In the book set to be launched simultaneously in Harare, South Africa, Europe and the United States, Moyo claims the military played a key role in ensuring a Mnangagwa victory.
“All told, it is clear from the foregoing that the military had a rigging conspiracy or that it colluded with (the Zimbabwe Electoral Commission) Zec through (chairperson Priscilla) Chigumba and the (Constitutional Court) ConCourt via (Chief Justice Luke) Malaba,” reads an extract from the book.
“Results for the presidential and the National Assembly elections were transmitted using different routes from the ward collation centre.
‘While the destination for the National Assembly election results was the constituency centre, the presidential results were forwarded to the district centre for onward transmission to the national command centre in Harare,” he added, quoting Zec allegedly making the admission.
Moyo said he got most of the information from Zec officials, among other sources.
“My special gratitude goes to 11 unnameable Zec staff members and three Zec commissioners whose direct and indirect assistance to me was invaluable beyond description,” he added.
“ It is unfortunate but understandable that none of them wishes to be acknowledged by name.”
Moyo also wrote that Vice-President Constantino Chiwenga led the 2017 coup as he was afraid of being charged for treason.
Prior to the coup Chiwenga issued a statement ordering then president Robert Mugabe to stop purge against war veterans in Zanu PF. Zanu PF described the statements as treasonous.
“Some have claimed that the coup was triggered by the dismissal of Mnangagwa from the position of Vice President on November 6, 2017,” Moyo wrote.
“Again, this is far-fetched notwithstanding Mnangagwa’s ‘I will be back’ press statement he released on November 3, 2017.
“Others have alleged Mugabe’s refusal to meet Chiwenga on November 13 was the trigger of the coup. There was no refusal.
“The issue was about finding a mutually convenient time, and the expectation was that the meeting would be on Wednesday November 12, which turned out to be the day of the military coup.”
Moyo also dismissed claims that the coup was necessitated by the G40 faction that hadcoalesced around then first lady Grace Mugabe and that it was to target “criminals around Mugabe”.
He also describes claims that former police commissioner general Augustine Chihuri had attempted to arrest Chiwenga upon arrival from China as false.
Moyo said there was no grain of truth in allegations that Mugabe wanted to make Grace his successor, claiming instead, the late veteran leader wanted former Defence minister Sydney Sekeramayi to succeed him.
“But of course, it was convenient propaganda to claim that Grace was on the verge of taking over.

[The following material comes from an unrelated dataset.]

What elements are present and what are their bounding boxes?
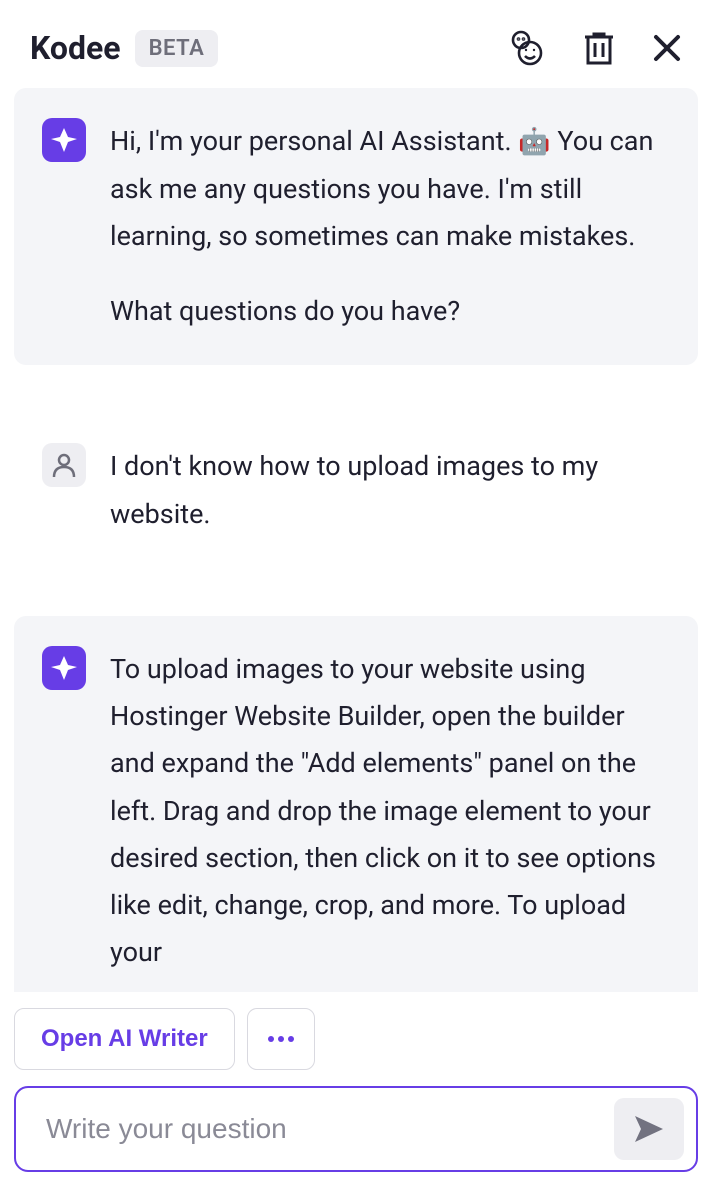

“On the other hand, the proposition that stopping Grace from succeeding her husband required a military coup was necessary and was a ludicrous excuse.”
Moyo claimed that in his book, there were points were he showed how the military used Zec to “steal the elections”.
“In this book, I show how the military used Zec to steal Zimbabwe’s presidential election from main opposition leader Nelson Chamisa who received 66% of the vote, to benefit Mnangagwa whose actual tally was 33%,” he said.
“The irrefutable evidence is overwhelming and beyond rational disputation. It is an open and shut case,” Moyo claimed.
Moyo claimed Foreign Affairs Minister Sibusiso Moyo, reporting to Chiwenga led the army manipulation of Zec systems.
Zanu PF spokesperson Simon Khaya-Moyo said he would not comment on a book he had not read.
“l cannot comment on something that I have not seen,” he said.
Government spokesperson Nick Mangwana rubbished the book and confirmed he had seen Moyo’s claims.